A picture she posted of her chubby 16-year-old self on Instagram last Tuesday sparked online criticism after she wrote about her journey of whittling her "fat" figure down to its current svelte shape.
At 1.69m tall, Tay now weighs 54kg.
Some netizens felt she did not look fat back then, and criticised her for having an unhealthy obsession with "being thin".
Wrote netizen hazelbong: "Honestly, I think people who are really chubby will face self esteem issues because of your statement."
Another netizen wrote: "Why's your perception of beauty so twisted? Can't imagine what you would teach your daughter..."
Tay, who has a three-year-old son, posted a photo of her recent slender self alongside the controversial photo.
She wrote in the caption: "Oh my goodness! Met a college friend a few days ago who sent me this old picture of mine. I nearly died seeing myself so chubby at 16 years old!"
"Look at those arms and thighs... Now you believe me? Those who commented that I was never fat before?"
"From that young age I swore I would find the best slimming method... so that I will never be fat again!"
When asked about the backlash she has received, Tay told The New Paper that these people had misunderstood her. She said that her obsession was not with vanity, but with optimal health.
She explained that "looks can be deceiving", and only body composition tests can accurately determine how "fat" a person is.
The tests would also reveal a person's visceral fat levels, she said.
"Even though (one may not look fat) and may even be in the healthy weight range, the way the fat is distributed will determine if you are prone to diseases (such as fatty liver), and that can be detrimental to health," she added.
At 16, Tay said her weight was 67kg, which meant that her Body Mass Index (BMI) was 23.5.Her BMI is now 18.9.
Under the BMI classification, one is considered underweight if the number is less than 18.5, normal weight if it falls between 18.5 and 24.9, and overweight if it is between 25 and 29.9.
A person is considered obese if his BMI is above 30.
Although she was in the normal weight range in the past, she claimed she had a "terrible" body fat percentage.

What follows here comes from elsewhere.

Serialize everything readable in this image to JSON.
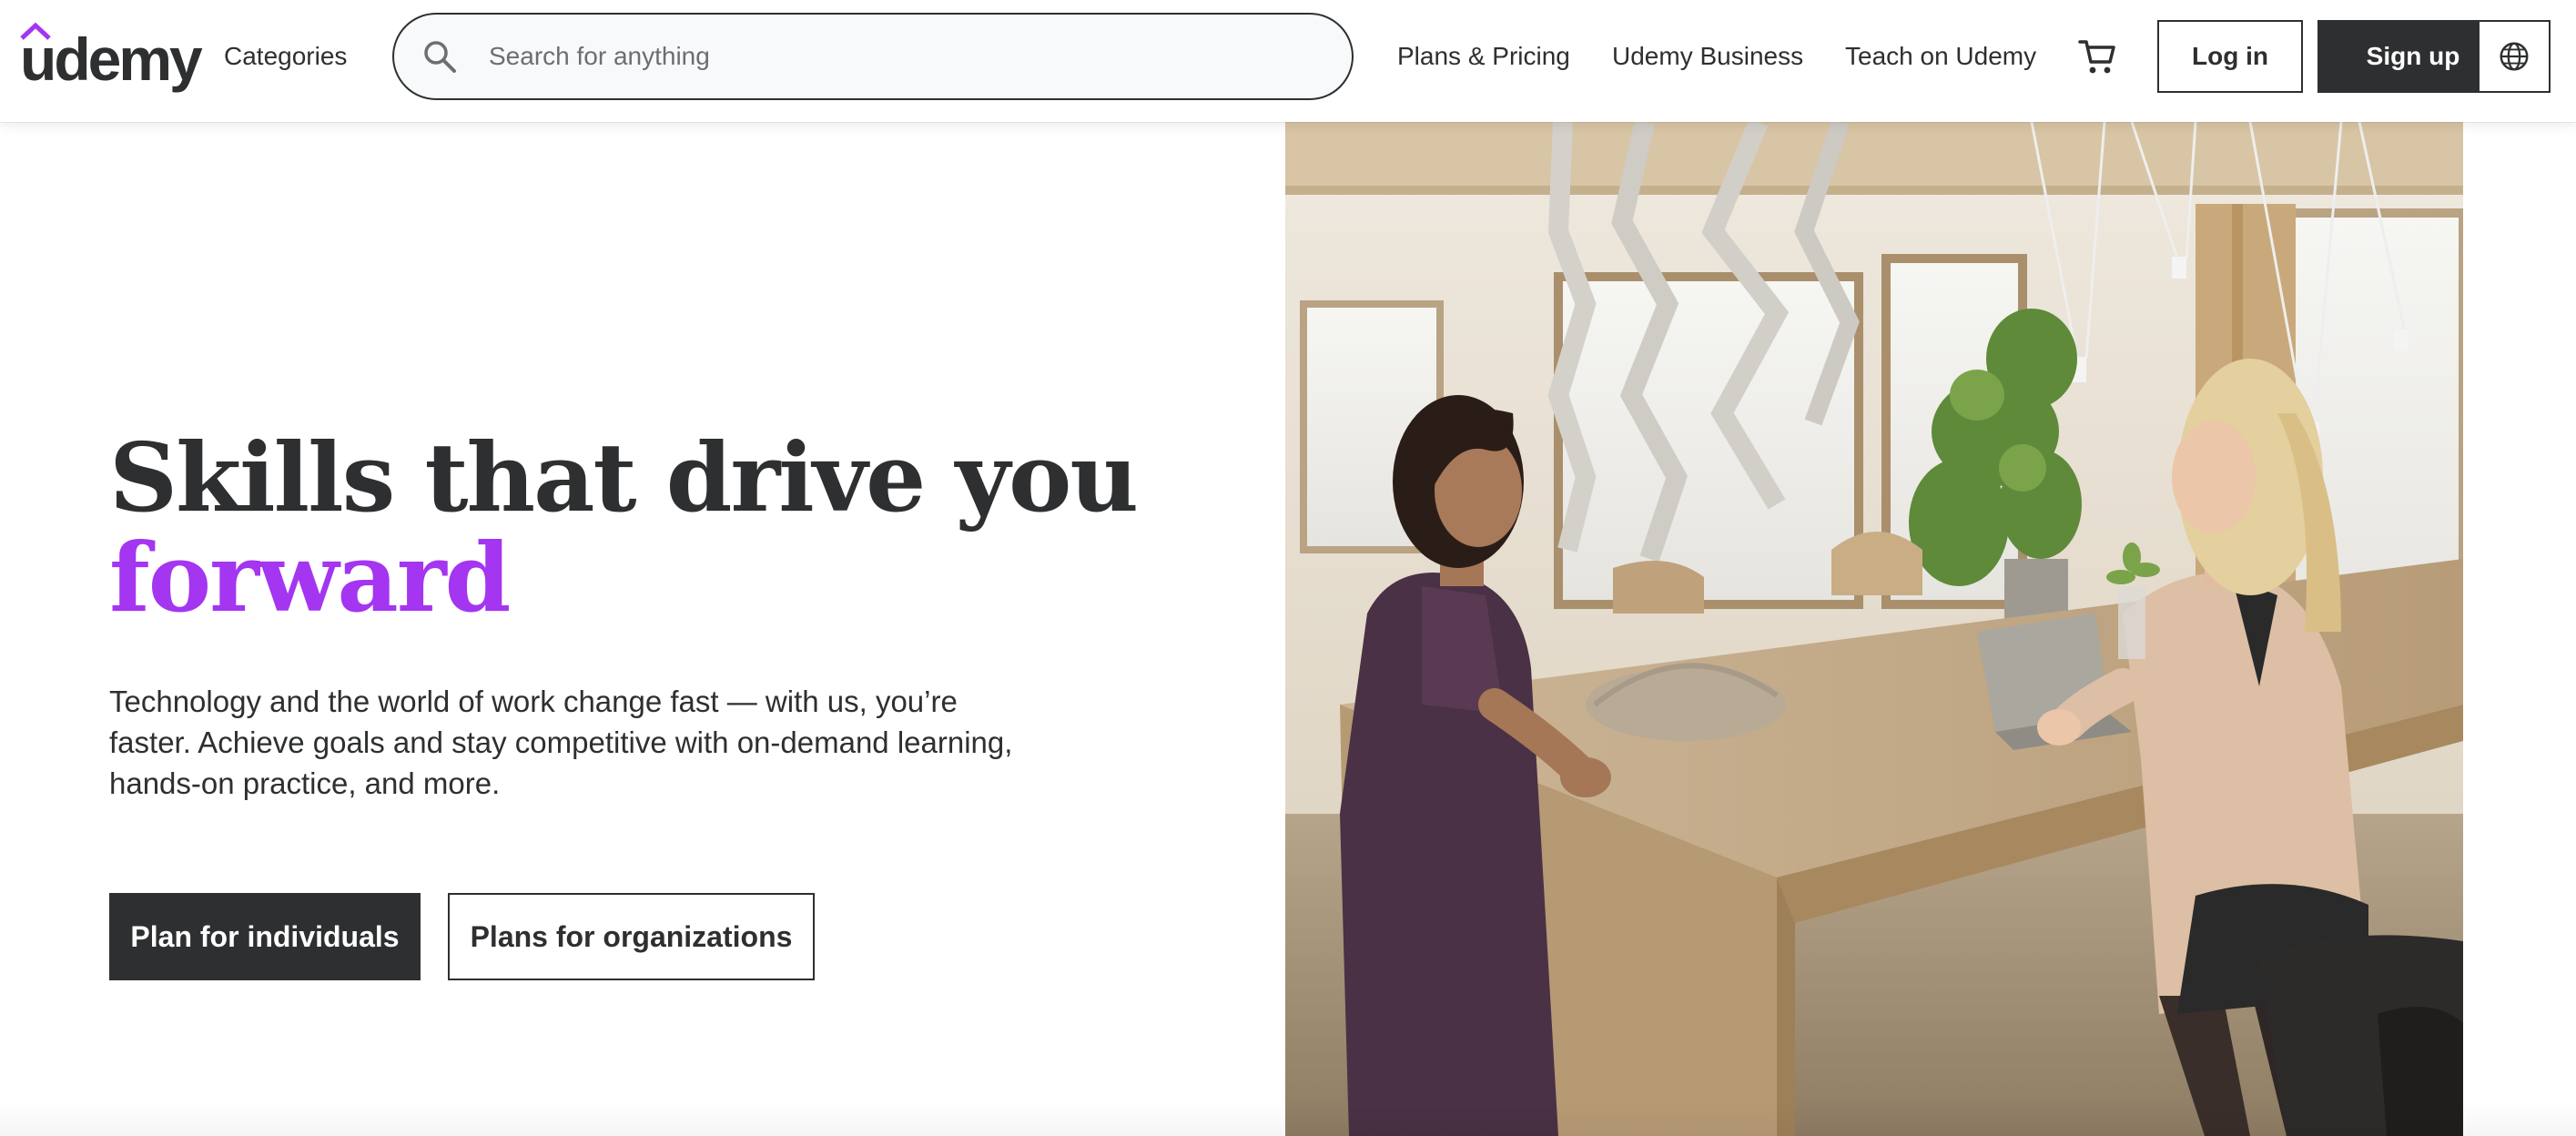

She cannot remember the figure, but insists it was well over the norm for women.
According to the American Council on Exercise, women qualify in the "fitness range" only when their body fat is between 21 and 24 per cent.

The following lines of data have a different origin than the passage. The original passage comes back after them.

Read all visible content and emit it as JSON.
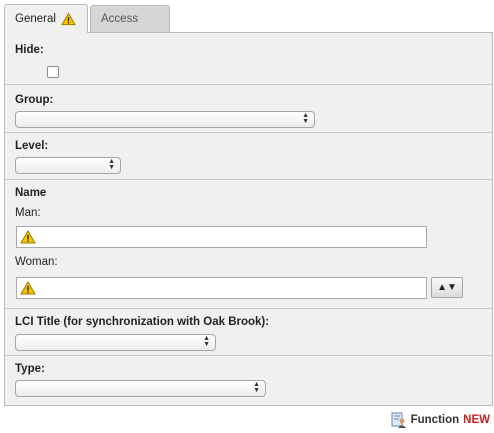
{
  "tabs": [
    {
      "label": "General",
      "active": true,
      "warning": true
    },
    {
      "label": "Access",
      "active": false
    }
  ],
  "form": {
    "hide_label": "Hide:",
    "hide_checked": false,
    "group_label": "Group:",
    "group_value": "",
    "level_label": "Level:",
    "level_value": "",
    "name_label": "Name",
    "man_label": "Man:",
    "man_value": "",
    "woman_label": "Woman:",
    "woman_value": "",
    "sort_button": "▲▼",
    "lci_label": "LCI Title (for synchronization with Oak Brook):",
    "lci_value": "",
    "type_label": "Type:",
    "type_value": ""
  },
  "footer": {
    "function_label": "Function",
    "badge": "NEW"
  },
  "colors": {
    "warning_fill": "#f5c400",
    "new_badge": "#c62222"
  },
  "icons": [
    "warning-icon",
    "function-user-icon",
    "select-arrows-icon"
  ]
}
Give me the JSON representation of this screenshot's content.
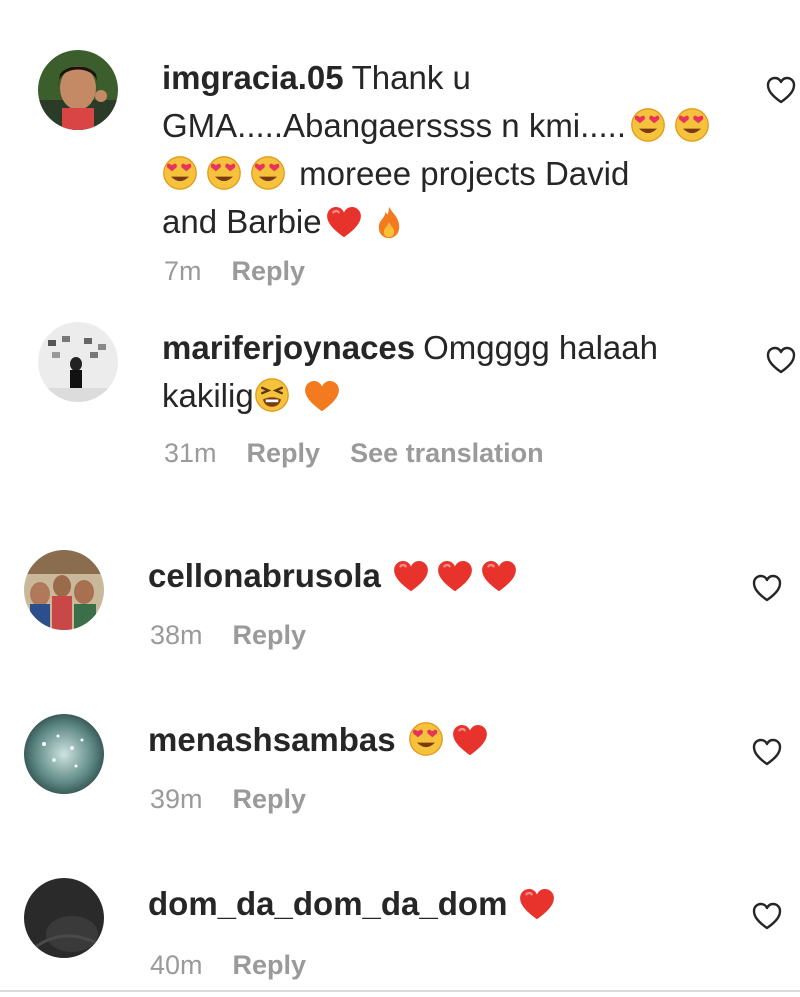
{
  "comments": [
    {
      "username": "imgracia.05",
      "text_lines": [
        "Thank u",
        "GMA.....Abangaerssss n kmi.....",
        "moreee projects David",
        "and Barbie"
      ],
      "time": "7m",
      "reply": "Reply"
    },
    {
      "username": "mariferjoynaces",
      "text_lines": [
        "Omgggg halaah",
        "kakilig"
      ],
      "time": "31m",
      "reply": "Reply",
      "translate": "See translation"
    },
    {
      "username": "cellonabrusola",
      "time": "38m",
      "reply": "Reply"
    },
    {
      "username": "menashsambas",
      "time": "39m",
      "reply": "Reply"
    },
    {
      "username": "dom_da_dom_da_dom",
      "time": "40m",
      "reply": "Reply"
    }
  ],
  "icons": {
    "heart_emoji": "red-heart-emoji",
    "heart_eyes": "smiling-face-with-heart-eyes-emoji",
    "fire": "fire-emoji",
    "orange_heart": "orange-heart-emoji",
    "squint_face": "tired-face-emoji",
    "like": "heart-outline-icon"
  },
  "colors": {
    "text": "#262626",
    "meta": "#9a9a9a",
    "heart_red": "#e8332d",
    "orange": "#f47a20"
  }
}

Higher body fat percentages put them in the "average" or "obese" categories.
It was only when Tay turned 20 that she succeeded in achieving a body fat level of 22 per cent, which she now maintains.
She said she has always been interested in health studies since a young age and wanted to lose the extra fat for her long-term health.

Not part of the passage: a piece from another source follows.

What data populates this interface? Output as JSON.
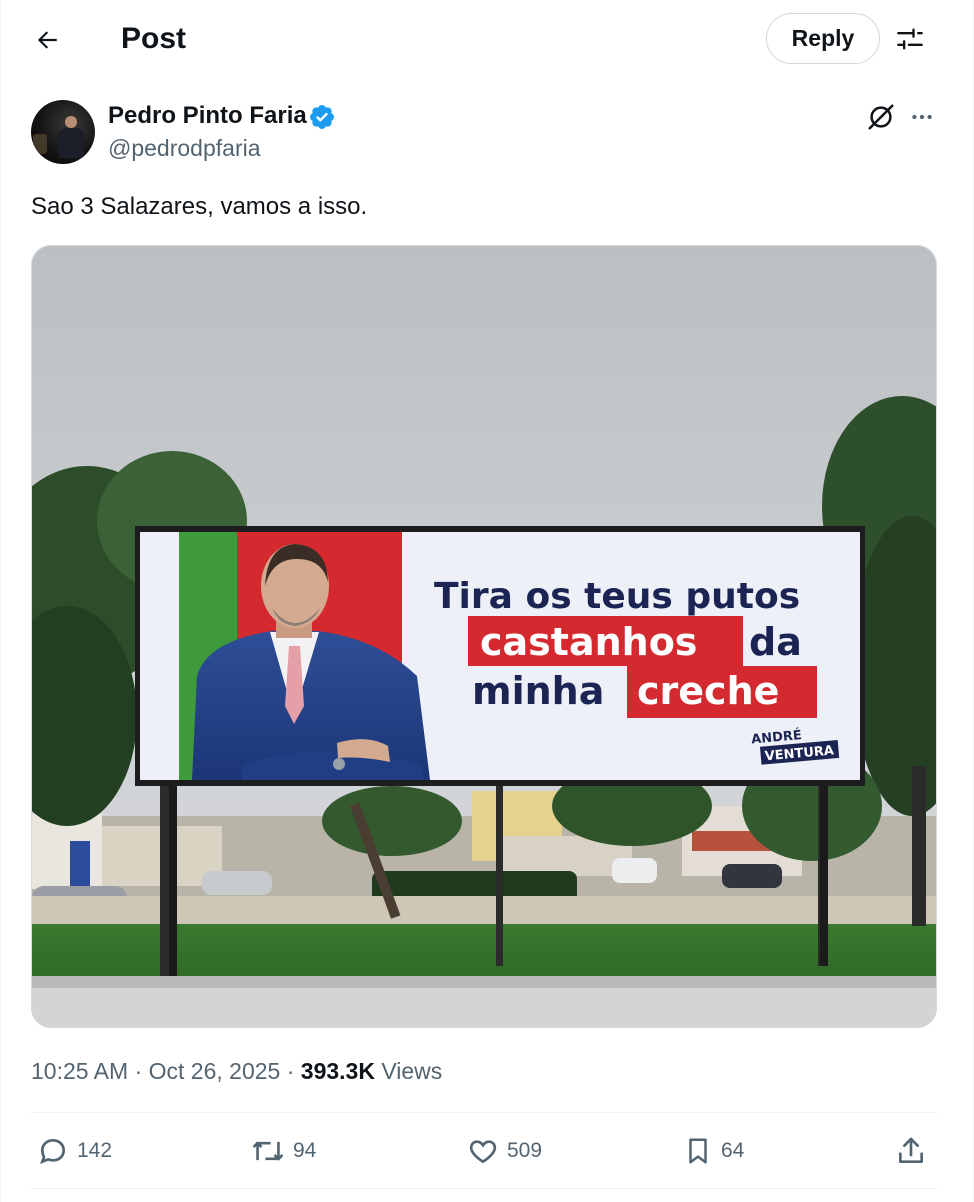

The health coach and nutrition consultant at fitness centre Body Inc said: "Many people (who saw my post) said that I was not fat then, and I am too skinny now.
"I have been giving talks for the Health Promotion Board for the last two years so I know well enough that I have the ideal weight and body fat percentage now."
Tay admitted that her struggle with fat loss as a teen was fraught with many failures.
She said that she tried every method that was on the market, such as replacement diets, slimming pills and slimming shakes.
In her most desperate moments, she even considered going for liposuction.
"In the end, I realised that for long-lasting results, simply getting proper nutrition and exercise is the best.
"A good diet means choosing nutrient-dense, low-calorie foods and cutting down on sugars, processed foods, fried food and fat.
"Stair-climbing is my all-time favourite exercise now, because it burns more calories than running."